Dust and Mud - Photography by Dana Thomas
Broken Dreams

Throughout the arid west, abandoned buildings sit along desert two lane roads. Derelict, slowly weathering they appear to be disappearing back into the soil. Gas stations with pumps looted for artifacts, cafes with off-kilter bar stools behind empty door frames, homesteads with broken windows and motels advertising never to be occupied rooms. Deteriorating buildings representing someone's hopes and dreams. Broken dreams that flamed brightly before burning out or ventures that were ill-fated from the start, never gaining traction, failing at conception.

On desert drives I have speculated on the history behind these long abandoned buildings. In some cases, the reasons are clear. Businesses built around a railroad spur that no longer carries trains, a town catering to mines where it is no longer profitable to dig, a farm in a barren plain where water has been diverted to a thirsty city or a cafe built at the junction of highways made redundant by an interstate.
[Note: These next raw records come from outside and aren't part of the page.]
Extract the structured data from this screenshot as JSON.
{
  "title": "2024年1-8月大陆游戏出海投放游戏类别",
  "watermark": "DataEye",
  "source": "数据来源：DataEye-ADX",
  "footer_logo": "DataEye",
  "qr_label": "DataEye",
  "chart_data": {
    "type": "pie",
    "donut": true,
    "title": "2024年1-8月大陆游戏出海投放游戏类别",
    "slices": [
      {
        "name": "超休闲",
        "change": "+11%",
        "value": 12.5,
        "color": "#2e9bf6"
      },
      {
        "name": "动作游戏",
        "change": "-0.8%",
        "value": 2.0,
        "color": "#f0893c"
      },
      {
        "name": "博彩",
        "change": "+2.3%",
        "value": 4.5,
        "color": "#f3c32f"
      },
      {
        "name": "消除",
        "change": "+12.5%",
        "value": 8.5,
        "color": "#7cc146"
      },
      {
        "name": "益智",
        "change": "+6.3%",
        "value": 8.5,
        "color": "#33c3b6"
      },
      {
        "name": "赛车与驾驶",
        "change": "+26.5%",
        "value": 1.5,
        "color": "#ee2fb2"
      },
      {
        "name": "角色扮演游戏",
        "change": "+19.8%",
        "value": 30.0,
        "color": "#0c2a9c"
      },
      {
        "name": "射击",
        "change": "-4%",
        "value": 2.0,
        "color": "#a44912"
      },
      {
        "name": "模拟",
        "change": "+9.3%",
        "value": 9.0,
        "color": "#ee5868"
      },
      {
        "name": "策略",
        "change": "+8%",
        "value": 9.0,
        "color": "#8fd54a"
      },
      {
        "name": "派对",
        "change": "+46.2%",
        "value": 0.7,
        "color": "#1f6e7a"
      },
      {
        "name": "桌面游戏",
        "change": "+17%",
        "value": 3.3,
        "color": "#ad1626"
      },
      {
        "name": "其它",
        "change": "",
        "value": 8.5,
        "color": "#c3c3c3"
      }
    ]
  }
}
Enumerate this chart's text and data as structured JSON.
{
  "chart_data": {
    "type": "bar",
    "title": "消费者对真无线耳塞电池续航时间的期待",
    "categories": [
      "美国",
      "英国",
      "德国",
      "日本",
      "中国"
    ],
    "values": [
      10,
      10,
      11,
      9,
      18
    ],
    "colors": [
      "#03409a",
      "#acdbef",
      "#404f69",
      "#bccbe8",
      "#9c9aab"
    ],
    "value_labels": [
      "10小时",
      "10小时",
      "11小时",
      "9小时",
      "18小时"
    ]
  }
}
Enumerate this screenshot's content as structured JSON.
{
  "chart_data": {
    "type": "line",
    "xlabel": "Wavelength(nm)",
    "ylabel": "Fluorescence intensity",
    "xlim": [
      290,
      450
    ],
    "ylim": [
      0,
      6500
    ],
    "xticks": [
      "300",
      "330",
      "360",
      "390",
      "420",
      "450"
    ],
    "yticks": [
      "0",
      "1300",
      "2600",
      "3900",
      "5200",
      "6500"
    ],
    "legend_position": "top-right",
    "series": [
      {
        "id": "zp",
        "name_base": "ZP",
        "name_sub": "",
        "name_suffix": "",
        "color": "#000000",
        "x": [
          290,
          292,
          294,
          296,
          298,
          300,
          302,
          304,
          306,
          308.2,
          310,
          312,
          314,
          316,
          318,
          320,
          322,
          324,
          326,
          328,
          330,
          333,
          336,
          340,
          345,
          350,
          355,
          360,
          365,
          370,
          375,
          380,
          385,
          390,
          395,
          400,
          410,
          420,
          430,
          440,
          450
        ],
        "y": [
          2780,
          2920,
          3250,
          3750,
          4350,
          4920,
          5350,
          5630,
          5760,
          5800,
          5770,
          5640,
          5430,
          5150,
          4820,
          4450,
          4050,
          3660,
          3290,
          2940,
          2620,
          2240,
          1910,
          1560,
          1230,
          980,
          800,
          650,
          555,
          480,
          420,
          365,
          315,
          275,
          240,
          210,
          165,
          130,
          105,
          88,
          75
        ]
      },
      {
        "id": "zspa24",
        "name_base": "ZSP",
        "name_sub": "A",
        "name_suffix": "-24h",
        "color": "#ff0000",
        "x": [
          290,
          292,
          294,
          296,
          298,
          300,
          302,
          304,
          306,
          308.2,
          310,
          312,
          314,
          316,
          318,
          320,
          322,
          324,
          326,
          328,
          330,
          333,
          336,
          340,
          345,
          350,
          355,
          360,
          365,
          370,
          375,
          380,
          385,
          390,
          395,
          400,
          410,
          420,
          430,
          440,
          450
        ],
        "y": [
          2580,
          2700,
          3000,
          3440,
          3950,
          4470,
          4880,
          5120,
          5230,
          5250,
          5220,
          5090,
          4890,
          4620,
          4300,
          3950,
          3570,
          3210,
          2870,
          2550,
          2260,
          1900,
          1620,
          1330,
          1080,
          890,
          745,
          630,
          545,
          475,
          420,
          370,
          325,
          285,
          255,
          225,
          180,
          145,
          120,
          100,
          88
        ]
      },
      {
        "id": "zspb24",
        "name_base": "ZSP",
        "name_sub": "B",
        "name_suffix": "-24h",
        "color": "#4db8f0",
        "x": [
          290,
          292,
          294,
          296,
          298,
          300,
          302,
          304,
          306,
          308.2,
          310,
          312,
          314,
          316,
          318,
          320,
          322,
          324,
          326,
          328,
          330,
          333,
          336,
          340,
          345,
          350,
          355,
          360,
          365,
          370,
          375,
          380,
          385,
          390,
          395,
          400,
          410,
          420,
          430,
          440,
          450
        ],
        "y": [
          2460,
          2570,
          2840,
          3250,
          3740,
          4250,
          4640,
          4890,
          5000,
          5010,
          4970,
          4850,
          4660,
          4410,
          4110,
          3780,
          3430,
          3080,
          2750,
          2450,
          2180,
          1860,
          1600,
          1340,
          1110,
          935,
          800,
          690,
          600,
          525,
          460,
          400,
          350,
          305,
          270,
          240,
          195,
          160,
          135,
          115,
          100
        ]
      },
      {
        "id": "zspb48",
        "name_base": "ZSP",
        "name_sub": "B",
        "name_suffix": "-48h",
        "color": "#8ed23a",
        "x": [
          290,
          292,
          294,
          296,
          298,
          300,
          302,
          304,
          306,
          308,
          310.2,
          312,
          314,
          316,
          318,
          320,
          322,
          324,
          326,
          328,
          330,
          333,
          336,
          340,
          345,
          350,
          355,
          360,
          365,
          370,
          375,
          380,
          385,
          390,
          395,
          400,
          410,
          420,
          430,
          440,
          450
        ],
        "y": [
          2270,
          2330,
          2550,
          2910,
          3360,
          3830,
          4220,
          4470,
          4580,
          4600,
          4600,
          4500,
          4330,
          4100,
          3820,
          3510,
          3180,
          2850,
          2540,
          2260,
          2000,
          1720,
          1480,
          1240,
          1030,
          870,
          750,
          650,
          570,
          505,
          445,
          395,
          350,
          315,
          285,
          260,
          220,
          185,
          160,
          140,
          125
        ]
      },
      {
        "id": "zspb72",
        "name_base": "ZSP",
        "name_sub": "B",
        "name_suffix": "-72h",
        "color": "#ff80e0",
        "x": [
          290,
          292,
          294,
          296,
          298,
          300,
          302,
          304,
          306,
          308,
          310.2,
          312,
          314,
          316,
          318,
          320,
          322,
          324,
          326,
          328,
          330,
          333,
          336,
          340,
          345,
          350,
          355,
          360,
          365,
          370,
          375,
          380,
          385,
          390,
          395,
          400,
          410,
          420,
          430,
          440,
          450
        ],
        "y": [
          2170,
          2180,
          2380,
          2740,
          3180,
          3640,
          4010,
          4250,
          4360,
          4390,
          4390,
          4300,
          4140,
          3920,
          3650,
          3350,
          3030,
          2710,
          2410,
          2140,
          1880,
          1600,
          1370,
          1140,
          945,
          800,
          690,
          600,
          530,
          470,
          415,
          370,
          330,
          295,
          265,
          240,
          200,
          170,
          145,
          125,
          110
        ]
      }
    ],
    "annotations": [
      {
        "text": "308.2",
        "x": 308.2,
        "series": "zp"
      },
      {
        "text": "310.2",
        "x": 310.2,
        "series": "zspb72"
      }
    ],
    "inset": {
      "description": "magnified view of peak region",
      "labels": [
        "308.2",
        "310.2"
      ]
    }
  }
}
The reason behind other ruins are a mystery and spark my imagination to consider the motivations of the individuals who conceived and built the homes and businesses. The cafe built in the middle of the sage, a motel at an inhospitable destination or a farm house sitting in a sandy desert, all defy explanation. Were the owners looking for solitude at all costs, ignoring both economic and natural realities? Did hard times and a poor situation force them to take unjustified risks and follow a dream destined to fail? Those who can answer these questions are gone leaving only the skeletons of their dreams behind.

Stop and explore those buildings that are not boarded up and you will find a surprising amount and variety of relics. Curtains, dishes and old bottles are common, but it is not unusual to find furniture or tools. Evidence that people left quickly and completely. When the mine closed, the trains stopped running or the bank account was drained the occupants packed a bag, closed the door and disappeared leaving one world behind as they traveled toward another.

The large currents that shaped the history of the West are captured in books to be studied and discussed. We know why and where groups of people settled and we understand why they moved on when economics or weather changed. Left unexplained are those homes, farms, cafes, hotels and gas stations hanging to the roadside where life was and remains hard. The stories of those individuals who made the decision and took the leap of faith to venture out to live on the margins, continue to fascinate. Were they searching for solitude, striving to live in a stark and beautiful landscape or were they merely confused and misled, seeing opportunity where none existed?

Regardless of the reason for their existence, I will continue to pull over to the side of desert roads and explore derelict buildings, exercising my imagination, fascinated by the people who laid foundations, built walls and shingled roofs in pursuit of a difficult dream, veiled in an uncertain future.